# Urgent - opinion needed



## pdoutaz (May 13, 2010)

After an expensive problem with an Ebay order I am again looking for LED lighting. Has anyone tried/used Ecoxotic brand LEDs before? Specifically looking at one from Pets & Ponds ( do we get a discount from them?)
Ecoxotic Panorama Marine LED Strip - 48" // Aquarium Supplies Canada - Pond Supplies Canada - Reptile Supplies Canada // Pets & Ponds

Thanks in advance for any info!!!


----------



## Immus21 (Jun 14, 2010)

I can't say whether or not the light is good but I have ordered through pets and ponds before.

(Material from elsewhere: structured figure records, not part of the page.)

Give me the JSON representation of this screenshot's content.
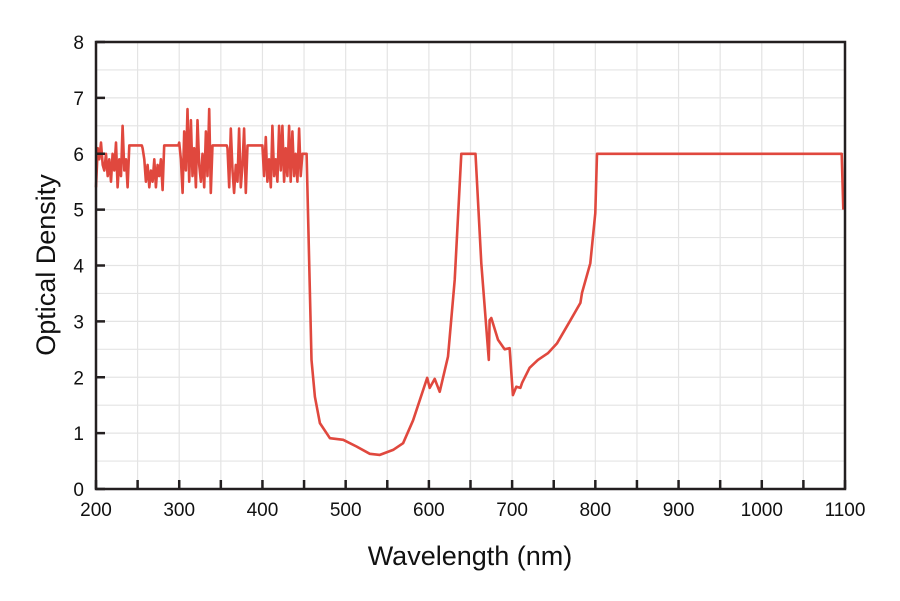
{
  "chart_data": {
    "type": "line",
    "title": "",
    "xlabel": "Wavelength (nm)",
    "ylabel": "Optical Density",
    "xlim": [
      200,
      1100
    ],
    "ylim": [
      0,
      8
    ],
    "xticks": [
      200,
      300,
      400,
      500,
      600,
      700,
      800,
      900,
      1000,
      1100
    ],
    "yticks": [
      0,
      1,
      2,
      3,
      4,
      5,
      6,
      7,
      8
    ],
    "grid": true,
    "line_color": "#e0483e",
    "series": [
      {
        "name": "Optical Density",
        "x": [
          200,
          202,
          204,
          206,
          208,
          210,
          212,
          214,
          216,
          218,
          220,
          222,
          224,
          226,
          228,
          230,
          232,
          234,
          236,
          238,
          240,
          255,
          256,
          258,
          260,
          262,
          264,
          266,
          268,
          270,
          272,
          274,
          276,
          278,
          280,
          282,
          299,
          300,
          302,
          304,
          306,
          308,
          310,
          312,
          314,
          316,
          318,
          320,
          322,
          324,
          326,
          328,
          330,
          332,
          334,
          336,
          338,
          340,
          357,
          358,
          360,
          362,
          364,
          366,
          368,
          370,
          372,
          374,
          376,
          378,
          380,
          382,
          400,
          402,
          404,
          406,
          408,
          410,
          412,
          414,
          416,
          418,
          420,
          422,
          424,
          426,
          428,
          430,
          432,
          434,
          436,
          438,
          440,
          442,
          444,
          446,
          448,
          450,
          453,
          459,
          463,
          469,
          481,
          497,
          513,
          529,
          541,
          557,
          569,
          581,
          598,
          601,
          607,
          613,
          623,
          631,
          639,
          656,
          663,
          672,
          673,
          675,
          683,
          691,
          697,
          701,
          705,
          710,
          712,
          721,
          731,
          743,
          754,
          770,
          782,
          784,
          794,
          800,
          802,
          1096,
          1098
        ],
        "y": [
          5.4,
          6.1,
          5.9,
          6.2,
          5.8,
          5.7,
          6.0,
          5.6,
          5.9,
          5.5,
          6.0,
          5.7,
          6.2,
          5.4,
          5.9,
          5.6,
          6.5,
          5.7,
          5.9,
          5.4,
          6.15,
          6.15,
          6.1,
          5.9,
          5.5,
          5.8,
          5.4,
          5.7,
          5.5,
          5.9,
          5.4,
          5.8,
          5.6,
          5.9,
          5.35,
          6.15,
          6.15,
          6.2,
          5.9,
          5.3,
          6.4,
          5.7,
          6.8,
          5.5,
          6.6,
          5.6,
          6.1,
          5.4,
          6.6,
          5.8,
          5.5,
          6.0,
          5.4,
          6.4,
          5.6,
          6.8,
          5.3,
          6.15,
          6.15,
          6.1,
          5.4,
          6.45,
          5.7,
          5.3,
          5.8,
          5.5,
          6.45,
          5.4,
          5.8,
          6.45,
          5.3,
          6.15,
          6.15,
          5.6,
          6.3,
          5.5,
          5.9,
          5.4,
          6.5,
          5.6,
          5.9,
          5.5,
          6.5,
          5.7,
          6.5,
          5.5,
          6.1,
          5.6,
          6.5,
          5.5,
          6.4,
          5.6,
          6.0,
          5.5,
          6.45,
          5.6,
          6.0,
          6.0,
          6.0,
          2.31,
          1.65,
          1.18,
          0.91,
          0.88,
          0.76,
          0.63,
          0.61,
          0.7,
          0.82,
          1.23,
          1.99,
          1.81,
          1.97,
          1.74,
          2.37,
          3.74,
          6.0,
          6.0,
          4.04,
          2.31,
          3.02,
          3.06,
          2.67,
          2.5,
          2.52,
          1.68,
          1.83,
          1.81,
          1.9,
          2.17,
          2.31,
          2.43,
          2.61,
          3.02,
          3.33,
          3.51,
          4.04,
          4.94,
          6.0,
          6.0,
          5.0
        ]
      }
    ]
  }
}
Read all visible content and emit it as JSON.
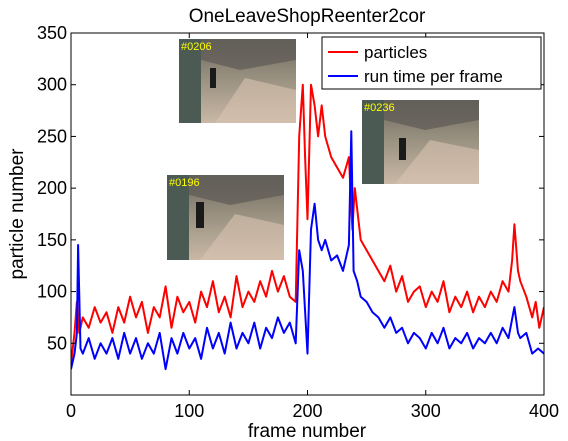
{
  "chart_data": {
    "type": "line",
    "title": "OneLeaveShopReenter2cor",
    "xlabel": "frame number",
    "ylabel": "particle number",
    "xlim": [
      0,
      400
    ],
    "ylim": [
      0,
      350
    ],
    "xticks": [
      0,
      100,
      200,
      300,
      400
    ],
    "yticks": [
      50,
      100,
      150,
      200,
      250,
      300,
      350
    ],
    "grid": false,
    "legend_position": "top-right",
    "series": [
      {
        "name": "particles",
        "color": "#ff0000",
        "points": [
          [
            0,
            30
          ],
          [
            3,
            60
          ],
          [
            5,
            90
          ],
          [
            7,
            60
          ],
          [
            10,
            75
          ],
          [
            15,
            65
          ],
          [
            20,
            85
          ],
          [
            25,
            70
          ],
          [
            30,
            80
          ],
          [
            35,
            60
          ],
          [
            40,
            85
          ],
          [
            45,
            70
          ],
          [
            50,
            95
          ],
          [
            55,
            75
          ],
          [
            60,
            90
          ],
          [
            65,
            60
          ],
          [
            70,
            85
          ],
          [
            75,
            75
          ],
          [
            80,
            105
          ],
          [
            85,
            65
          ],
          [
            90,
            95
          ],
          [
            95,
            80
          ],
          [
            100,
            90
          ],
          [
            105,
            70
          ],
          [
            110,
            100
          ],
          [
            115,
            85
          ],
          [
            120,
            110
          ],
          [
            125,
            80
          ],
          [
            130,
            95
          ],
          [
            135,
            75
          ],
          [
            140,
            115
          ],
          [
            145,
            85
          ],
          [
            150,
            100
          ],
          [
            155,
            90
          ],
          [
            160,
            110
          ],
          [
            165,
            95
          ],
          [
            170,
            120
          ],
          [
            175,
            100
          ],
          [
            180,
            115
          ],
          [
            185,
            95
          ],
          [
            190,
            90
          ],
          [
            193,
            250
          ],
          [
            196,
            300
          ],
          [
            198,
            230
          ],
          [
            200,
            170
          ],
          [
            203,
            300
          ],
          [
            206,
            280
          ],
          [
            209,
            250
          ],
          [
            212,
            280
          ],
          [
            215,
            250
          ],
          [
            220,
            230
          ],
          [
            225,
            220
          ],
          [
            230,
            210
          ],
          [
            235,
            230
          ],
          [
            238,
            160
          ],
          [
            240,
            200
          ],
          [
            245,
            150
          ],
          [
            250,
            140
          ],
          [
            255,
            130
          ],
          [
            260,
            120
          ],
          [
            265,
            110
          ],
          [
            270,
            125
          ],
          [
            275,
            100
          ],
          [
            280,
            115
          ],
          [
            285,
            90
          ],
          [
            290,
            100
          ],
          [
            295,
            105
          ],
          [
            300,
            85
          ],
          [
            305,
            100
          ],
          [
            310,
            90
          ],
          [
            315,
            110
          ],
          [
            320,
            80
          ],
          [
            325,
            95
          ],
          [
            330,
            85
          ],
          [
            335,
            100
          ],
          [
            340,
            80
          ],
          [
            345,
            95
          ],
          [
            350,
            85
          ],
          [
            355,
            100
          ],
          [
            360,
            90
          ],
          [
            365,
            110
          ],
          [
            370,
            100
          ],
          [
            373,
            130
          ],
          [
            375,
            165
          ],
          [
            378,
            120
          ],
          [
            380,
            110
          ],
          [
            385,
            95
          ],
          [
            390,
            75
          ],
          [
            393,
            90
          ],
          [
            396,
            65
          ],
          [
            400,
            85
          ]
        ]
      },
      {
        "name": "run time per frame",
        "color": "#0000ff",
        "points": [
          [
            0,
            25
          ],
          [
            3,
            40
          ],
          [
            5,
            60
          ],
          [
            6,
            145
          ],
          [
            8,
            45
          ],
          [
            10,
            40
          ],
          [
            15,
            55
          ],
          [
            20,
            35
          ],
          [
            25,
            50
          ],
          [
            30,
            40
          ],
          [
            35,
            55
          ],
          [
            40,
            35
          ],
          [
            45,
            60
          ],
          [
            50,
            40
          ],
          [
            55,
            55
          ],
          [
            60,
            35
          ],
          [
            65,
            50
          ],
          [
            70,
            40
          ],
          [
            75,
            60
          ],
          [
            80,
            25
          ],
          [
            85,
            55
          ],
          [
            90,
            40
          ],
          [
            95,
            60
          ],
          [
            100,
            45
          ],
          [
            105,
            55
          ],
          [
            110,
            35
          ],
          [
            115,
            65
          ],
          [
            120,
            45
          ],
          [
            125,
            60
          ],
          [
            130,
            40
          ],
          [
            135,
            70
          ],
          [
            140,
            45
          ],
          [
            145,
            60
          ],
          [
            150,
            50
          ],
          [
            155,
            70
          ],
          [
            160,
            45
          ],
          [
            165,
            65
          ],
          [
            170,
            55
          ],
          [
            175,
            75
          ],
          [
            180,
            60
          ],
          [
            185,
            70
          ],
          [
            190,
            50
          ],
          [
            193,
            140
          ],
          [
            196,
            120
          ],
          [
            200,
            40
          ],
          [
            203,
            160
          ],
          [
            206,
            185
          ],
          [
            209,
            150
          ],
          [
            212,
            140
          ],
          [
            215,
            150
          ],
          [
            220,
            130
          ],
          [
            225,
            135
          ],
          [
            230,
            120
          ],
          [
            235,
            145
          ],
          [
            237,
            255
          ],
          [
            239,
            120
          ],
          [
            242,
            110
          ],
          [
            245,
            95
          ],
          [
            250,
            90
          ],
          [
            255,
            80
          ],
          [
            260,
            75
          ],
          [
            265,
            65
          ],
          [
            270,
            75
          ],
          [
            275,
            60
          ],
          [
            280,
            65
          ],
          [
            285,
            50
          ],
          [
            290,
            60
          ],
          [
            295,
            55
          ],
          [
            300,
            45
          ],
          [
            305,
            60
          ],
          [
            310,
            50
          ],
          [
            315,
            65
          ],
          [
            320,
            45
          ],
          [
            325,
            55
          ],
          [
            330,
            50
          ],
          [
            335,
            60
          ],
          [
            340,
            45
          ],
          [
            345,
            55
          ],
          [
            350,
            50
          ],
          [
            355,
            60
          ],
          [
            360,
            50
          ],
          [
            365,
            65
          ],
          [
            370,
            55
          ],
          [
            375,
            85
          ],
          [
            378,
            60
          ],
          [
            380,
            55
          ],
          [
            385,
            60
          ],
          [
            390,
            40
          ],
          [
            395,
            45
          ],
          [
            400,
            40
          ]
        ]
      }
    ],
    "insets": [
      {
        "label": "#0206"
      },
      {
        "label": "#0236"
      },
      {
        "label": "#0196"
      }
    ]
  }
}
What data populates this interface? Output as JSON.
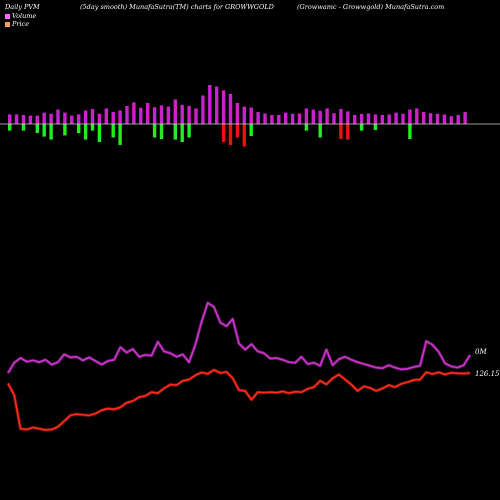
{
  "header": {
    "left": "Daily PVM",
    "center": "(5day smooth) MunafaSutra(TM) charts for GROWWGOLD",
    "right": "(Growwamc - Growwgold) MunafaSutra.com"
  },
  "colors": {
    "background": "#000000",
    "volume_line": "#cc33cc",
    "price_line": "#ff2a1a",
    "bar_up": "#cc22cc",
    "bar_down_green": "#22ee22",
    "bar_down_red": "#ee1111"
  },
  "chart_data": {
    "type": "line",
    "legend": {
      "position": "top-left"
    },
    "series": [
      {
        "name": "Volume",
        "color": "#cc33cc",
        "end_label": "0M",
        "values": [
          0.45,
          0.62,
          0.7,
          0.64,
          0.66,
          0.63,
          0.67,
          0.59,
          0.63,
          0.76,
          0.71,
          0.72,
          0.66,
          0.71,
          0.65,
          0.59,
          0.65,
          0.67,
          0.88,
          0.79,
          0.85,
          0.72,
          0.75,
          0.74,
          0.97,
          0.81,
          0.78,
          0.72,
          0.76,
          0.63,
          0.92,
          1.3,
          1.62,
          1.55,
          1.29,
          1.23,
          1.35,
          0.94,
          0.84,
          0.93,
          0.81,
          0.78,
          0.69,
          0.7,
          0.67,
          0.63,
          0.62,
          0.72,
          0.6,
          0.62,
          0.57,
          0.84,
          0.58,
          0.68,
          0.72,
          0.67,
          0.63,
          0.6,
          0.57,
          0.54,
          0.53,
          0.58,
          0.54,
          0.51,
          0.52,
          0.55,
          0.57,
          0.98,
          0.92,
          0.8,
          0.61,
          0.56,
          0.54,
          0.58,
          0.75
        ]
      },
      {
        "name": "Price",
        "color": "#ff2a1a",
        "end_label": "126.15",
        "values": [
          122.5,
          117.8,
          104.5,
          104.2,
          105.0,
          104.5,
          104.0,
          104.2,
          105.3,
          107.5,
          109.8,
          110.3,
          110.0,
          109.8,
          110.5,
          111.8,
          112.5,
          112.2,
          113.0,
          114.8,
          115.5,
          117.0,
          117.5,
          119.0,
          118.6,
          120.5,
          122.0,
          121.8,
          123.5,
          124.0,
          125.7,
          126.8,
          126.3,
          127.8,
          126.6,
          127.0,
          124.5,
          119.8,
          119.5,
          116.0,
          119.0,
          118.8,
          119.0,
          118.8,
          119.3,
          118.6,
          119.2,
          119.0,
          120.3,
          121.0,
          123.5,
          122.1,
          124.5,
          126.0,
          124.0,
          122.0,
          119.5,
          121.3,
          120.7,
          119.5,
          120.5,
          121.8,
          121.0,
          122.3,
          123.0,
          123.8,
          124.0,
          126.9,
          126.2,
          126.9,
          126.0,
          126.7,
          126.5,
          126.4,
          126.6
        ]
      }
    ],
    "pvm_bars": [
      {
        "up": 0.32,
        "down": 0.22,
        "down_color": "green"
      },
      {
        "up": 0.32,
        "down": 0.0,
        "down_color": "green"
      },
      {
        "up": 0.3,
        "down": 0.22,
        "down_color": "green"
      },
      {
        "up": 0.28,
        "down": 0.0,
        "down_color": "green"
      },
      {
        "up": 0.28,
        "down": 0.3,
        "down_color": "green"
      },
      {
        "up": 0.38,
        "down": 0.42,
        "down_color": "green"
      },
      {
        "up": 0.34,
        "down": 0.52,
        "down_color": "green"
      },
      {
        "up": 0.48,
        "down": 0.0,
        "down_color": "green"
      },
      {
        "up": 0.38,
        "down": 0.38,
        "down_color": "green"
      },
      {
        "up": 0.28,
        "down": 0.0,
        "down_color": "green"
      },
      {
        "up": 0.32,
        "down": 0.3,
        "down_color": "green"
      },
      {
        "up": 0.45,
        "down": 0.52,
        "down_color": "green"
      },
      {
        "up": 0.5,
        "down": 0.22,
        "down_color": "green"
      },
      {
        "up": 0.34,
        "down": 0.6,
        "down_color": "green"
      },
      {
        "up": 0.52,
        "down": 0.0,
        "down_color": "green"
      },
      {
        "up": 0.4,
        "down": 0.45,
        "down_color": "green"
      },
      {
        "up": 0.45,
        "down": 0.7,
        "down_color": "green"
      },
      {
        "up": 0.6,
        "down": 0.0,
        "down_color": "green"
      },
      {
        "up": 0.72,
        "down": 0.0,
        "down_color": "green"
      },
      {
        "up": 0.54,
        "down": 0.0,
        "down_color": "green"
      },
      {
        "up": 0.7,
        "down": 0.0,
        "down_color": "green"
      },
      {
        "up": 0.56,
        "down": 0.45,
        "down_color": "green"
      },
      {
        "up": 0.62,
        "down": 0.5,
        "down_color": "green"
      },
      {
        "up": 0.58,
        "down": 0.0,
        "down_color": "green"
      },
      {
        "up": 0.82,
        "down": 0.52,
        "down_color": "green"
      },
      {
        "up": 0.64,
        "down": 0.6,
        "down_color": "green"
      },
      {
        "up": 0.6,
        "down": 0.45,
        "down_color": "green"
      },
      {
        "up": 0.52,
        "down": 0.0,
        "down_color": "green"
      },
      {
        "up": 0.95,
        "down": 0.0,
        "down_color": "green"
      },
      {
        "up": 1.3,
        "down": 0.0,
        "down_color": "green"
      },
      {
        "up": 1.25,
        "down": 0.0,
        "down_color": "green"
      },
      {
        "up": 1.12,
        "down": 0.6,
        "down_color": "red"
      },
      {
        "up": 1.0,
        "down": 0.7,
        "down_color": "red"
      },
      {
        "up": 0.7,
        "down": 0.45,
        "down_color": "red"
      },
      {
        "up": 0.58,
        "down": 0.75,
        "down_color": "red"
      },
      {
        "up": 0.55,
        "down": 0.4,
        "down_color": "green"
      },
      {
        "up": 0.4,
        "down": 0.0,
        "down_color": "green"
      },
      {
        "up": 0.35,
        "down": 0.0,
        "down_color": "green"
      },
      {
        "up": 0.3,
        "down": 0.0,
        "down_color": "green"
      },
      {
        "up": 0.3,
        "down": 0.0,
        "down_color": "green"
      },
      {
        "up": 0.38,
        "down": 0.0,
        "down_color": "green"
      },
      {
        "up": 0.34,
        "down": 0.0,
        "down_color": "green"
      },
      {
        "up": 0.35,
        "down": 0.0,
        "down_color": "green"
      },
      {
        "up": 0.52,
        "down": 0.22,
        "down_color": "green"
      },
      {
        "up": 0.48,
        "down": 0.0,
        "down_color": "green"
      },
      {
        "up": 0.44,
        "down": 0.45,
        "down_color": "green"
      },
      {
        "up": 0.52,
        "down": 0.0,
        "down_color": "green"
      },
      {
        "up": 0.36,
        "down": 0.0,
        "down_color": "green"
      },
      {
        "up": 0.5,
        "down": 0.5,
        "down_color": "red"
      },
      {
        "up": 0.42,
        "down": 0.52,
        "down_color": "red"
      },
      {
        "up": 0.3,
        "down": 0.0,
        "down_color": "green"
      },
      {
        "up": 0.34,
        "down": 0.22,
        "down_color": "green"
      },
      {
        "up": 0.35,
        "down": 0.0,
        "down_color": "green"
      },
      {
        "up": 0.32,
        "down": 0.2,
        "down_color": "green"
      },
      {
        "up": 0.3,
        "down": 0.0,
        "down_color": "green"
      },
      {
        "up": 0.32,
        "down": 0.0,
        "down_color": "green"
      },
      {
        "up": 0.38,
        "down": 0.0,
        "down_color": "green"
      },
      {
        "up": 0.34,
        "down": 0.0,
        "down_color": "green"
      },
      {
        "up": 0.48,
        "down": 0.5,
        "down_color": "green"
      },
      {
        "up": 0.52,
        "down": 0.0,
        "down_color": "green"
      },
      {
        "up": 0.4,
        "down": 0.0,
        "down_color": "green"
      },
      {
        "up": 0.36,
        "down": 0.0,
        "down_color": "green"
      },
      {
        "up": 0.34,
        "down": 0.0,
        "down_color": "green"
      },
      {
        "up": 0.32,
        "down": 0.0,
        "down_color": "green"
      },
      {
        "up": 0.26,
        "down": 0.0,
        "down_color": "green"
      },
      {
        "up": 0.3,
        "down": 0.0,
        "down_color": "green"
      },
      {
        "up": 0.4,
        "down": 0.0,
        "down_color": "green"
      }
    ],
    "xlabel": "",
    "ylabel": ""
  }
}
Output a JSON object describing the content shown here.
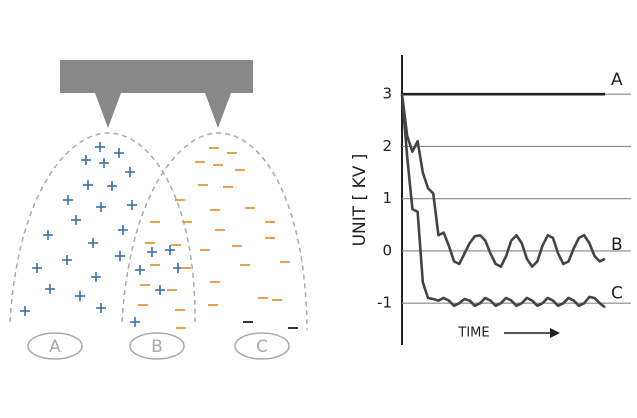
{
  "diagram": {
    "labels": [
      "A",
      "B",
      "C"
    ]
  },
  "chart_data": {
    "type": "line",
    "y_label": "UNIT [ KV ]",
    "x_label": "TIME",
    "x": [
      0,
      1,
      2,
      3,
      4,
      5,
      6,
      7,
      8,
      9,
      10,
      11,
      12,
      13,
      14,
      15,
      16,
      17,
      18,
      19,
      20,
      21,
      22,
      23,
      24,
      25,
      26,
      27,
      28,
      29,
      30,
      31,
      32,
      33,
      34,
      35,
      36,
      37,
      38,
      39
    ],
    "xlim": [
      0,
      44
    ],
    "ylim": [
      -1.8,
      3.75
    ],
    "yticks": [
      3,
      2,
      1,
      0,
      -1
    ],
    "grid": true,
    "series": [
      {
        "name": "A",
        "color": "#222222",
        "values": [
          3,
          3,
          3,
          3,
          3,
          3,
          3,
          3,
          3,
          3,
          3,
          3,
          3,
          3,
          3,
          3,
          3,
          3,
          3,
          3,
          3,
          3,
          3,
          3,
          3,
          3,
          3,
          3,
          3,
          3,
          3,
          3,
          3,
          3,
          3,
          3,
          3,
          3,
          3,
          3
        ]
      },
      {
        "name": "B",
        "color": "#444444",
        "values": [
          3,
          2.2,
          1.9,
          2.1,
          1.5,
          1.2,
          1.1,
          0.3,
          0.35,
          0.1,
          -0.2,
          -0.25,
          -0.05,
          0.15,
          0.28,
          0.3,
          0.2,
          -0.05,
          -0.25,
          -0.3,
          -0.1,
          0.2,
          0.3,
          0.15,
          -0.15,
          -0.3,
          -0.2,
          0.1,
          0.3,
          0.25,
          -0.05,
          -0.25,
          -0.2,
          0.05,
          0.25,
          0.3,
          0.15,
          -0.1,
          -0.2,
          -0.15
        ]
      },
      {
        "name": "C",
        "color": "#444444",
        "values": [
          3,
          1.8,
          0.8,
          0.75,
          -0.6,
          -0.9,
          -0.92,
          -0.95,
          -0.9,
          -0.95,
          -1.05,
          -1.0,
          -0.92,
          -0.95,
          -1.05,
          -1.0,
          -0.9,
          -0.95,
          -1.05,
          -1.0,
          -0.9,
          -0.95,
          -1.05,
          -1.0,
          -0.9,
          -0.95,
          -1.05,
          -1.0,
          -0.9,
          -0.95,
          -1.05,
          -1.0,
          -0.9,
          -0.95,
          -1.05,
          -1.0,
          -0.88,
          -0.9,
          -1.0,
          -1.08
        ]
      }
    ]
  }
}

My experience with them was awesome and I do believe we have a coupon code for bca members. Maybe contact them to confirm this though. Good luck!


----------



## pdoutaz (May 13, 2010)

Thanks Immus21 - I got really burned on an Ebay order, and really want to deal with a trusted vendor now. Your feedback helps, although I'd still like opinions on the actual light - even from people that have not actually tried it.
Hard to judge on description alone, unfortunately :-(


----------



## pdoutaz (May 13, 2010)

No other opinions?


----------



## roshan (Jul 19, 2010)

Just make sure there is a return policy that way if u dont like it then no big deal


----------



## trout (Mar 21, 2012)

I recall hearing good things about those lights, although never seen or used one myself. But I do believe they make a good product. The fact you can dim each color of lights is a big plus. I can't remember exactly but they use quality LEDs in those as well.

Fwiw, that is the marine model, 11k whites and 445nm blues. Unless of course you would be using on a reef tank


----------



## pdoutaz (May 13, 2010)

Thanks All
Mods - please close thread - Thanks


----------